Калинин уже не беспокоил. На фоне всего пережитого одну-две недели поотбиваться от его нападок не составит труда. Пусть старается… Здесь ведь тоже палка о двух концах – все проблемы ее подстанции – это одновременно, и проблемы вашего региона, Анатолий Сергеевич. Рубите под собой сук сколько влезет – флаг, то есть топор вам в руки. Быстрее отправитесь на все четыре стороны. Так, пора звонить сыну – пусть доедает и выходит на улицу.
– Ты, мам, такая веселая! – одобрительно сказал Никита, усаживаясь на переднее сиденье. – Даже глаза блестят. Тебя повышают?
– Нет, не повышают. Но разве радуются только повышению?
– О чем еще можно столько времени говорить с начальством? – скривился сын.
– Тебе не хватило денег? – удивилась Елена, отъезжая от кромки тротуара.
– Мне не хватило места. А деньги остались – сто двадцать рублей, – ответил честный ребенок.
– Пристегнись! – напомнила Елена, только сейчас обратив внимание на то, что сын забыл про ремень безопасности.
– Уже! – доложил сын, щелкая замком.
– Куда поедем? – спросила Елена, не отрывая глаз от дороги.
– Давай в кино, как договаривались. А на обратном пути можно проведать Владимира. Ему будет приятно.
– Ему очень приятно, что ты о нем беспокоишься, но тебе там делать нечего. – Никита не в первый раз набивался проведать Данилова, явно желая набраться впечатлений для обсуждения с друзьями. – И потом, как мне кажется, он скоро выпишется.
– Интересно будет его послушать…
– Боюсь, что ничего интересного ты не услышишь, – «обломала» Елена. – Можешь не надеяться.
– Везет же людям, – вздохнул Никита. – И в морге работают, и в дурдоме лежат! А тут дом – школа – бассейн – дом – школа… Тоскливое существование. Что ты смеешься?
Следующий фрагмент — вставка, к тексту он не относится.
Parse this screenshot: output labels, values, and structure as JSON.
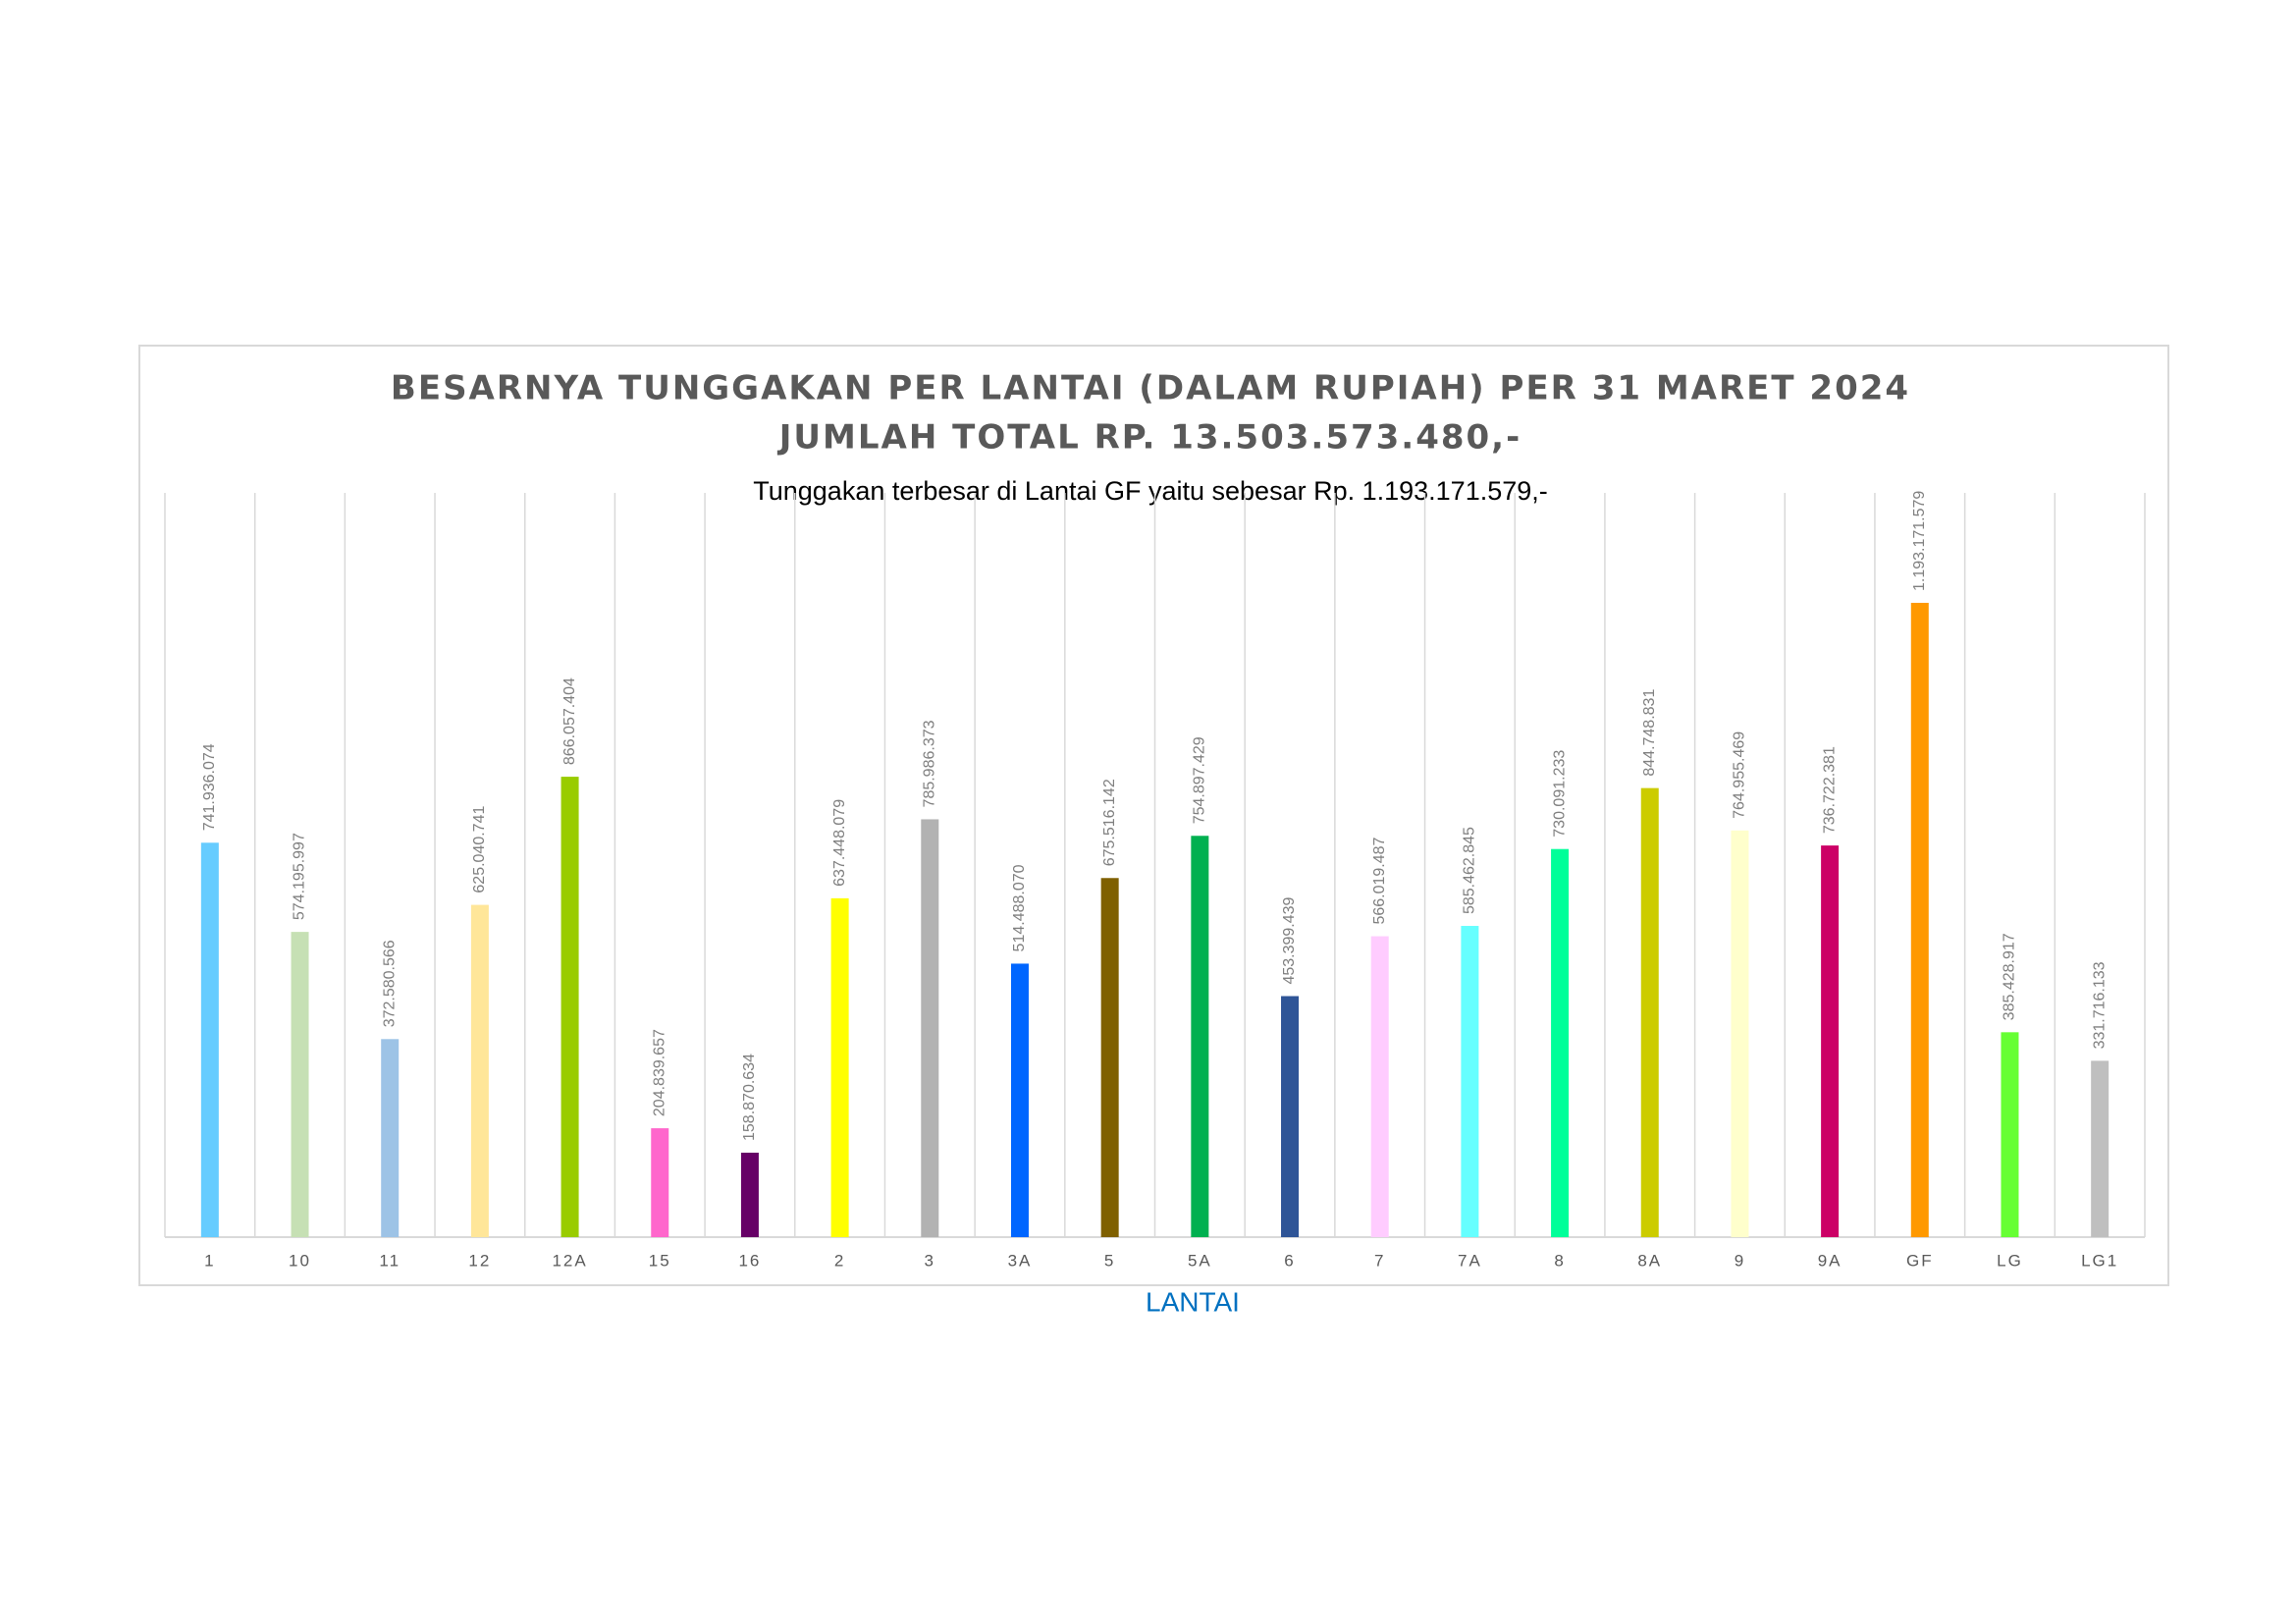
{
  "chart_data": {
    "type": "bar",
    "title": "BESARNYA TUNGGAKAN PER LANTAI (DALAM RUPIAH) PER 31 MARET 2024",
    "subtitle": "JUMLAH TOTAL RP. 13.503.573.480,-",
    "annotation": "Tunggakan terbesar di Lantai GF yaitu sebesar Rp. 1.193.171.579,-",
    "x_label": "LANTAI",
    "categories": [
      "1",
      "10",
      "11",
      "12",
      "12A",
      "15",
      "16",
      "2",
      "3",
      "3A",
      "5",
      "5A",
      "6",
      "7",
      "7A",
      "8",
      "8A",
      "9",
      "9A",
      "GF",
      "LG",
      "LG1"
    ],
    "values": [
      741936074,
      574195997,
      372580566,
      625040741,
      866057404,
      204839657,
      158870634,
      637448079,
      785986373,
      514488070,
      675516142,
      754897429,
      453399439,
      566019487,
      585462845,
      730091233,
      844748831,
      764955469,
      736722381,
      1193171579,
      385428917,
      331716133
    ],
    "value_labels": [
      "741.936.074",
      "574.195.997",
      "372.580.566",
      "625.040.741",
      "866.057.404",
      "204.839.657",
      "158.870.634",
      "637.448.079",
      "785.986.373",
      "514.488.070",
      "675.516.142",
      "754.897.429",
      "453.399.439",
      "566.019.487",
      "585.462.845",
      "730.091.233",
      "844.748.831",
      "764.955.469",
      "736.722.381",
      "1.193.171.579",
      "385.428.917",
      "331.716.133"
    ],
    "colors": [
      "#66ccff",
      "#c6e0b4",
      "#9dc3e6",
      "#ffe699",
      "#99cc00",
      "#ff66cc",
      "#660066",
      "#ffff00",
      "#b2b2b2",
      "#0066ff",
      "#7f6000",
      "#00b050",
      "#2f5597",
      "#ffccff",
      "#66ffff",
      "#00ff99",
      "#cccc00",
      "#ffffcc",
      "#cc0066",
      "#ff9900",
      "#66ff33",
      "#bfbfbf"
    ],
    "ylim": [
      0,
      1400000000
    ]
  }
}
Разве что не так?
– Нет, какой же ты все таки… – в последний момент Елена все же удержалась от слова «дурачок» – …любопытный!
Не помогло – сын надулся и целых три, если не четыре минуты обиженно сопел, глядя прямо перед собой.
«Везунчик» Данилов в это время наблюдал за тем, как первую палату покидает мужчина в палевом свитере и джинсах, до невозможности похожий на одного известного актера, и никак не мог вспомнить его фамилию. Мужчина шел налегке, а одна из дежурных сестер, явно хорошо «простимулированная», несла за ним две увесистые на вид спортивные сумки с вещами. Данилов и предположить не мог, что следующим «постояльцем» первой палаты станет не кто иной, как он сам.
Глава двадцать вторая
Omnia mutantur, nihil interit[12]
Ресторан был оформлен в деревенском стиле. На стенах аляповатые пейзажи и декоративные снопики колосьев вперемежку с какими-то сухоцветами, должно быть призванными изображать луговые цветы, с потолка там и тут свисают связки лука и перца, в углу – потертое конское седло, ставшее уже непременным атрибутом любого уважающего себя заведения подобного рода. Данилов, иронизируя, называл подобные дизайны «клиническими пасторалями».
Место было выбрано по двум причинам. Из-за умопомрачительно вкусного, как утверждал Полянский, мяса по-купечески, приготовляемого в горшочках, и из-за соответствия московскому «золотому стандарту» – чистота, шаговая доступность от метро, умеренные цены. Когда-то в этот стандарт входили и вежливые расторопные официанты, но это было очень давно.